Looking back on this, I think this guy was at the end of his "sober period" of being in the hospital, and probably needed a fix of whatever drug of his choice.

Let me make this clear as well:

I think giving him the coffee, fluid restriction or not, would have solved the immediate problem, but not the problem that would have inevitably arisen 20 min later.

I totally agree with your last sentence. I already thought that you probably did just about the best that you could have done in a situation like this, but with the additional info that you gave here, I am sure of it. In fact, he is probably lucky that security wasn't called sooner. He deserves good care as much as the next guy does...but some people won't accept help, and there is nothing we can do to make them. It sounds like you did your job and did it well.

We all question some things we do, because often we have to make decisions in the moment taking all things into consideration. I probably would have started by giving the guy half a cup of coffee and said we have to save some fluid to take with your medications. It might have appeased him for awhile but I think based on his history, this guy would have been out the door anyway.
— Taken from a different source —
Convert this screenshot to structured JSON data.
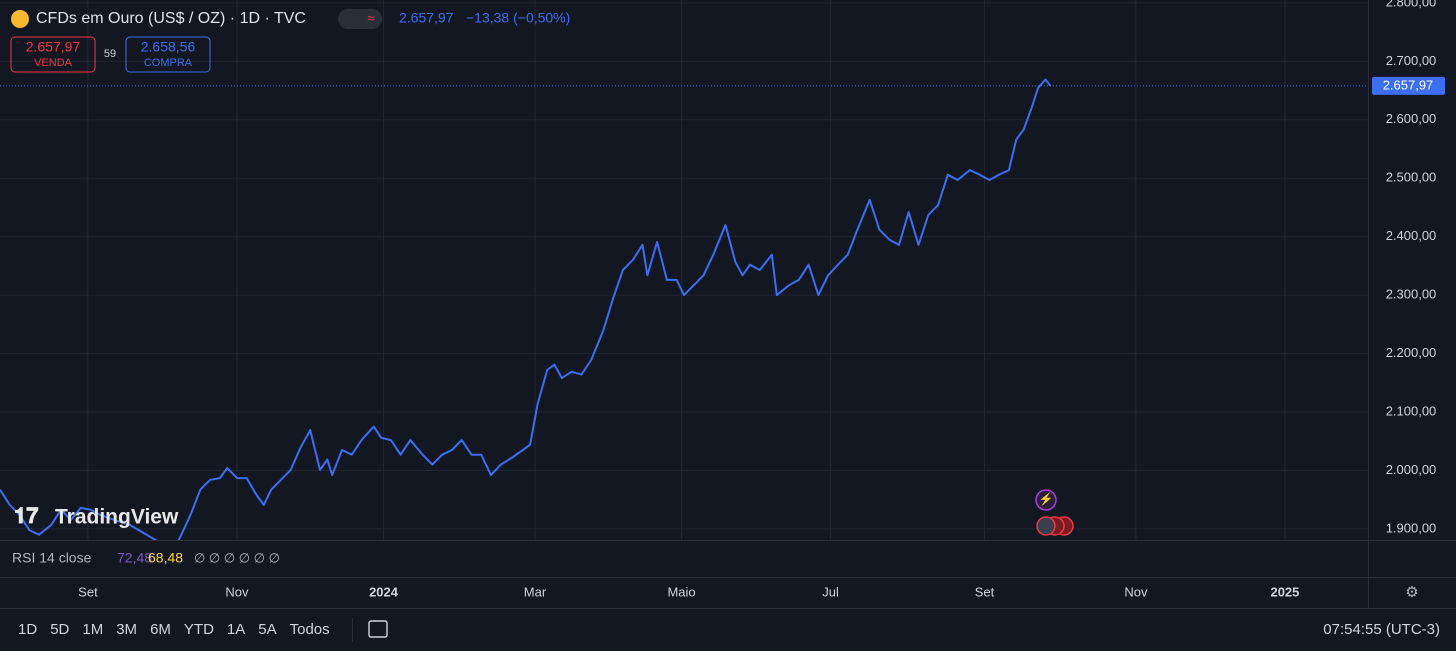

Don't forget he signed out AMA. I know that still you worry because you know it was unhealthy and probably unsafe for him to leave that way, but that was his decision , and as you say he was AOx3. Being that no family member or friend came to pick him up it could be he has alienated them with his non-compliance. You did the right thing, but keep in mind next time that these patients might call you names, but what they are really fighting and mad about is their lack of control because of the disease process. Don't take it personally.

When someone is assaulting the OP, verbally and bodily, that is personal. OP really should make a police report about this mess.

Tell the doctor pt needs a social worker and a psych consult. OP is the nurse, not his therapist or his mommy.

There's this really great article called "care goes in, crap goes out". Worth a read. Basically the patient is the centre. Nurses, doctors, family, friends are all in outer circles and the patient is allowed to dumb their crap out to their support.

I get it. It gets hard sometimes. Especially when their non compliant and disrespectful. But nobody WANTS to be in hospital. Maybe he's like it all the time. Or maybe you're meeting him on the worst days of his life and he's filled with nothing but fear. You're gonna get crap dumped on you, so it's important you have your own support that you can share that with. Maybe a little more teamwork and education. Some people might disagree with me, say there's no excuse for certain behaviours but I just don't believe patients you meet in hospital are a true representation of themselves usually. And for every awful one, you'll get one who is sorry they're "wasting" bed space. You just gotta hope the balance is there.

Specializes in Critical Care.

The minute he threw something at you it was assault, the police should have been called and charges brought. They have infirmaries in prison also.

Specializes in ER, PEDS, CASE MANAGEMENT.

I probably wouldn't acted the same way you did. You don't reward people for bad behavior. When he said he was ready to leave, I would've taken out the IV's and foley and said "peace out"... He'll be back in the ER within 24 hours I'm sure.